• Topics / The right to liberty and security
• Topics / Human Rights Abuses in Russian-occupied Crimea
Independent probe into arrest & death of 83-year-old Crimean Tatar veteran amid persecution of men who were helping her
When a case that began with the arrest and death of an 83-year-old veteran of the Crimean Tatar national movement seems to have hit rock bottom, Russia’s FSB proves it can sink even lower. Not only has there been no attempt to investigate the death of Vedzhie Kashka, but the occupation regime is directly endangering the life of three of the other Crimean Tatars arrested in the same cynical attempt to discredit the Crimean Tatar Mejlis [representative assembly] and national movement.
The health of 60-year-old Kazim Ametov, one of the four highly respected Crimean Tatars arrested on 23 November 2017, is giving serious grounds for concern, yet even an appeal is problematical, since Ametov has been held in custody illegally since the middle of January. He, Asan Chapukh; Bekir Degermendzhy and Ruslan Trubach had been in custody for two months, from 23 November 2017. A ‘court’ hearing on January 12 extended the detention of the other three men, despite the mini-stroke that 65-year-old Chapukh had suffered in the SIZO [remand prison] and Degermendzhy’s severe asthma which doctors say preclude his imprisonment.
It cannot be said that Kazim Ametov was totally forgotten. The problem is that the Russian occupation regime has imprisoned too many political prisoners, including Ernest Ametov, one of six men from Bakhchysarai, arrested on October 11, 2017.
It was Ernest Ametov’s details that were provided on January 12, meaning that he was unnecessarily ‘remanded in custody’ again, while Kazim Ametov was forgotten – though left behind bars.
The conditions in the Simferopol SIZO are truly appalling. The cells are overcrowded, with men having to sleep in turns, and are infested with cockroaches, rats and other vermin. The food, even when in principle it is acceptable for Muslims, is inedible, and all those held there complain that it is hard to breathe in the cells.
All of this has had a major effect on Kazim Ametov’s state of health, with heart pain and high blood pressure a matter for real concern. His lawyer Emil Kurbedinov willcomplaints on his behalf, and asking for a proper medical examination. He says that he has not been able to lodge an appeal against the last court ruling since his client was not mentioned in the ruling passed by Viktor Mozhelyansky, a ‘judge’ who has been especially active in imprisoning Ukrainians on politically motivated charges.
The de facto ‘High Court’ has, in any case, for the second timeto consider the other men’s appeals, sending the material back to the first instance court for ‘reworking’. This is while two of the three other men are in grave need of proper medical treatment and should not be in detention.
83-year-old Vedzhie Kashka, victim of the 1944 Deportation and veteran of the non-violent struggle of the Crimean Tatar people for their rights, died on November 23, 2017, after Russian FSB and other enforcement officers burst into a restaurant where she was meeting three men whom she had asked to help her.

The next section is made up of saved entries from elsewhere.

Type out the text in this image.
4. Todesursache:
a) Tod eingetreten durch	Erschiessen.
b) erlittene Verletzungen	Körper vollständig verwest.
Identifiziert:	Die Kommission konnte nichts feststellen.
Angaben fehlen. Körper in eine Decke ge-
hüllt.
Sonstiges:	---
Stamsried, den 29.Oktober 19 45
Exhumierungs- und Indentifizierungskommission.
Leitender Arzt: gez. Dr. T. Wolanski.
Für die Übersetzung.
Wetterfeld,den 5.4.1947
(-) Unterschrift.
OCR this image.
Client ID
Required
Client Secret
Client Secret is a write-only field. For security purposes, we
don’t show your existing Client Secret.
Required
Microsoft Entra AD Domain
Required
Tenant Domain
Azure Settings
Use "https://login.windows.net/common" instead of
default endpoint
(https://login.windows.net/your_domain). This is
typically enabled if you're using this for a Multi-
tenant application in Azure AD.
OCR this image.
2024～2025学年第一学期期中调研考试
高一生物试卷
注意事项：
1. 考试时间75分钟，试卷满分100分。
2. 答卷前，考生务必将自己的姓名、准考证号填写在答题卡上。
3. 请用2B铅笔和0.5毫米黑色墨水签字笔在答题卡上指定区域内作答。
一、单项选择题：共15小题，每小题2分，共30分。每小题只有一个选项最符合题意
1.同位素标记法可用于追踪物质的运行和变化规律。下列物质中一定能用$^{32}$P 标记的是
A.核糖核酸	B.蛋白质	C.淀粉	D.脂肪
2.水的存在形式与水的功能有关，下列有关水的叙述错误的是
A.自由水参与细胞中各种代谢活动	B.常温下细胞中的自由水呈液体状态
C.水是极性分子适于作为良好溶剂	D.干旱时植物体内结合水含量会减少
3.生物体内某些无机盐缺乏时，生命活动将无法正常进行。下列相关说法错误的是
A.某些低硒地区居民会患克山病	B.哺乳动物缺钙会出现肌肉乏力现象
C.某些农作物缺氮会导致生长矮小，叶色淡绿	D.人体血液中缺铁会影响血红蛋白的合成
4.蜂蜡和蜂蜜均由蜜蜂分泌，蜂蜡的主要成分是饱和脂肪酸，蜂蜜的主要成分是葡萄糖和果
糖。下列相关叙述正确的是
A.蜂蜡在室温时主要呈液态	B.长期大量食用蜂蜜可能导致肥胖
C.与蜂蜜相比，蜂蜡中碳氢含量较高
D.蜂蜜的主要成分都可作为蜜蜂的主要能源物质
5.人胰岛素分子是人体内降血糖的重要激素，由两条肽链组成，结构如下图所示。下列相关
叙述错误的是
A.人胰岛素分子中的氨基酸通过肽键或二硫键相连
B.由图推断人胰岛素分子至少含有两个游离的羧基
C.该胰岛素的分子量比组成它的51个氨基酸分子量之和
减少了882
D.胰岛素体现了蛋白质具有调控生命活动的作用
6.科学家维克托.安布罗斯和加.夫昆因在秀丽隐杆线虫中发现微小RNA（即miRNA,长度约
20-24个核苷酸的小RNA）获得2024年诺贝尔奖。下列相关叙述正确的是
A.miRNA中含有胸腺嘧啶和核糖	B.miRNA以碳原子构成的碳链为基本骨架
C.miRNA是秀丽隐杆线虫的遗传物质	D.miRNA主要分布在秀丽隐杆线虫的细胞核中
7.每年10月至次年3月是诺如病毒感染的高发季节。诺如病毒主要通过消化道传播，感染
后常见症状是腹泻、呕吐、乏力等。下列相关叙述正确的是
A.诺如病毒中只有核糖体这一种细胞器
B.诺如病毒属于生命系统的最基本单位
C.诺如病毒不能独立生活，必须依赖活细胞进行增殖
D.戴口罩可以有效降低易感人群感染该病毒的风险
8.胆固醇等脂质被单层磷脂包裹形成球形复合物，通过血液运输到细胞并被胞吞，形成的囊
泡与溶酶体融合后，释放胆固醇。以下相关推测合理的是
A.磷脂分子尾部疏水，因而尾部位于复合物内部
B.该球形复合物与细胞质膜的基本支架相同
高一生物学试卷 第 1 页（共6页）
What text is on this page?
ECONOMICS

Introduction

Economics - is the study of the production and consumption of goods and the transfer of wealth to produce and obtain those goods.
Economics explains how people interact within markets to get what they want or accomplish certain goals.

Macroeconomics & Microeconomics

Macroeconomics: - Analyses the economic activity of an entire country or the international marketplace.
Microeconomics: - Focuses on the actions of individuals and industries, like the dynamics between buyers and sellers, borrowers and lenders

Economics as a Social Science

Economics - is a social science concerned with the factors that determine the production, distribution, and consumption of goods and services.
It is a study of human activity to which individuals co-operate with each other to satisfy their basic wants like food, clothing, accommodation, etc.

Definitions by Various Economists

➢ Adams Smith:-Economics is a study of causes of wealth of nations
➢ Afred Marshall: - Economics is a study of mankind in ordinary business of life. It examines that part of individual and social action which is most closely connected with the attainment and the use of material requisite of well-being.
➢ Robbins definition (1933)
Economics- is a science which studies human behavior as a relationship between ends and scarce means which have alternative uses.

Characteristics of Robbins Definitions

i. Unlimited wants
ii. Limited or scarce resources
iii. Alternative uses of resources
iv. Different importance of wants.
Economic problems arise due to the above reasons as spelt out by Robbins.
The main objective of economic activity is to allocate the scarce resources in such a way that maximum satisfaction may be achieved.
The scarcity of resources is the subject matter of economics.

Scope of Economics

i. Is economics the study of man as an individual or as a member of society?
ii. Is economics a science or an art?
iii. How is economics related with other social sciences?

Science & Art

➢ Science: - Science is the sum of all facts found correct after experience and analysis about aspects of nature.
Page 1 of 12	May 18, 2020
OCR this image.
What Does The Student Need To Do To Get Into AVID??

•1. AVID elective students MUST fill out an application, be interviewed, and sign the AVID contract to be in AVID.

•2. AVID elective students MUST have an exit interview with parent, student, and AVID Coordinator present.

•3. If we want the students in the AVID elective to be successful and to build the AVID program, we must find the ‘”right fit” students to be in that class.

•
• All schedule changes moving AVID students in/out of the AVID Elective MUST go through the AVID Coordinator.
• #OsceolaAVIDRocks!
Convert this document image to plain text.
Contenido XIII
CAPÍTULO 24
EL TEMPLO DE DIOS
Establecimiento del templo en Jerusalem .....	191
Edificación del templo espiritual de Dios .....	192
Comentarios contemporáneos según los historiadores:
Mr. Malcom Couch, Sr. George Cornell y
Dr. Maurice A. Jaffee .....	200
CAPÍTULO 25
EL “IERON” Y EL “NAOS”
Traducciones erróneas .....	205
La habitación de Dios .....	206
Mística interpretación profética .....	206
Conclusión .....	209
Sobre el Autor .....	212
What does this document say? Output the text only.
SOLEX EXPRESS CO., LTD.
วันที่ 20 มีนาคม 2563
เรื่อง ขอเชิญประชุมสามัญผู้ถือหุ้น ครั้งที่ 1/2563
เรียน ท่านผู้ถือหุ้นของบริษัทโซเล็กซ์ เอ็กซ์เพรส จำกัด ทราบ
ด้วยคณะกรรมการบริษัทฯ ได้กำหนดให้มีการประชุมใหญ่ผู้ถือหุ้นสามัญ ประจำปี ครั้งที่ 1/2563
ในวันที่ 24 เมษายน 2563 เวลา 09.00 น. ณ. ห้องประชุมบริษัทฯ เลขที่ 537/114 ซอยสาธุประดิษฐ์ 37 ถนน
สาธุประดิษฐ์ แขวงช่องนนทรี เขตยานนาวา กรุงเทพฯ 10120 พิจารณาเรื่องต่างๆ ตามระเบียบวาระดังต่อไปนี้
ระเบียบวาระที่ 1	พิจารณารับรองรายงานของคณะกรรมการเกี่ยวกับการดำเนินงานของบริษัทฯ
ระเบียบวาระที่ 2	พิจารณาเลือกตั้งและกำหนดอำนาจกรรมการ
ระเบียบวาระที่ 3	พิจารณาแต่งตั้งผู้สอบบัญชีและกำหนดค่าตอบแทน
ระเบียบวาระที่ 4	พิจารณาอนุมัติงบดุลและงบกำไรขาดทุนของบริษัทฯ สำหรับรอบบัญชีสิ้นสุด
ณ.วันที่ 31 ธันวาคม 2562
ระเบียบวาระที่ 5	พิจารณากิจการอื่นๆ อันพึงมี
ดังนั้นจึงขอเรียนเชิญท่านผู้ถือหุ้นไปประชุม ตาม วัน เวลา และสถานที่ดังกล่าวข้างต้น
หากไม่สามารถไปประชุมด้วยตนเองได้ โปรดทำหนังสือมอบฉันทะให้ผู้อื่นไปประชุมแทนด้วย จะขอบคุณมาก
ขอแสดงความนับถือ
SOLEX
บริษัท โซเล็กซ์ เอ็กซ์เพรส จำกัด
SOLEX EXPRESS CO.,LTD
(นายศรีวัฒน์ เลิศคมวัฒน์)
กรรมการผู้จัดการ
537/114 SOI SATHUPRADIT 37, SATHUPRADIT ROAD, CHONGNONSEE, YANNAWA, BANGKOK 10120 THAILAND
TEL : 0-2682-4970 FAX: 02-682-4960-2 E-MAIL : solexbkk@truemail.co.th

The men forced Bekir Degermendzhy and Asan Chapukh, older men known to have serious medical conditions, to the ground and then arrested them. They then seem to have gone after Vedzhie Kashka and Ametov, with this directly and swiftly resulting in the elderly lady’s death.
Prominent lawyer Nikolai Polozov has long pointed to the extraordinary failure of Russian-controlled authorities to even initiate an investigation into Vedzhie Kashka’s death.on February 9 that, at the request of her family, he will be undertaking an independent investigation. He is “convinced that her death was in no way a tragic accident, but the result of excessive and disproportionate use of force by those Russian enforcement officers who had carried out her unlawful detention”.
As reported. Russia is following yet another sordid Soviet tradition with the so-called ‘Vedzhie Kashka case. After gaining too much negative publicity for punishing dissidents for so-called ‘anti-Soviet propaganda and agitation’, the KGB turned to trying to discredit dissidents with the use of concocted criminal prosecutions.
Now the Russian FSB have used a Turkish man who had been friendly with Vedzhie Kashka’s granddaughter, had taken 7 thousand USD and refused to return it. The elderly lady had asked Degermendzhy, Chapukh and Ametov to help her get her money back. This, the FSB decided to claim, was an attempt at ‘extortion’.
It is possible that Yusuf Aigan seized on the idea of contacting the FSB in order to get to keep the money. It is equally likely that the FSB approached him to manufacture a supposed ‘case’ involving an economic crime. This, helped by the Russian media, they have even presented as a “Mejlis’ crime, presumably to try to justify their extraordinary ban on the Mejlis which they are refusing to retract despite a direct order from the International Court of Justice.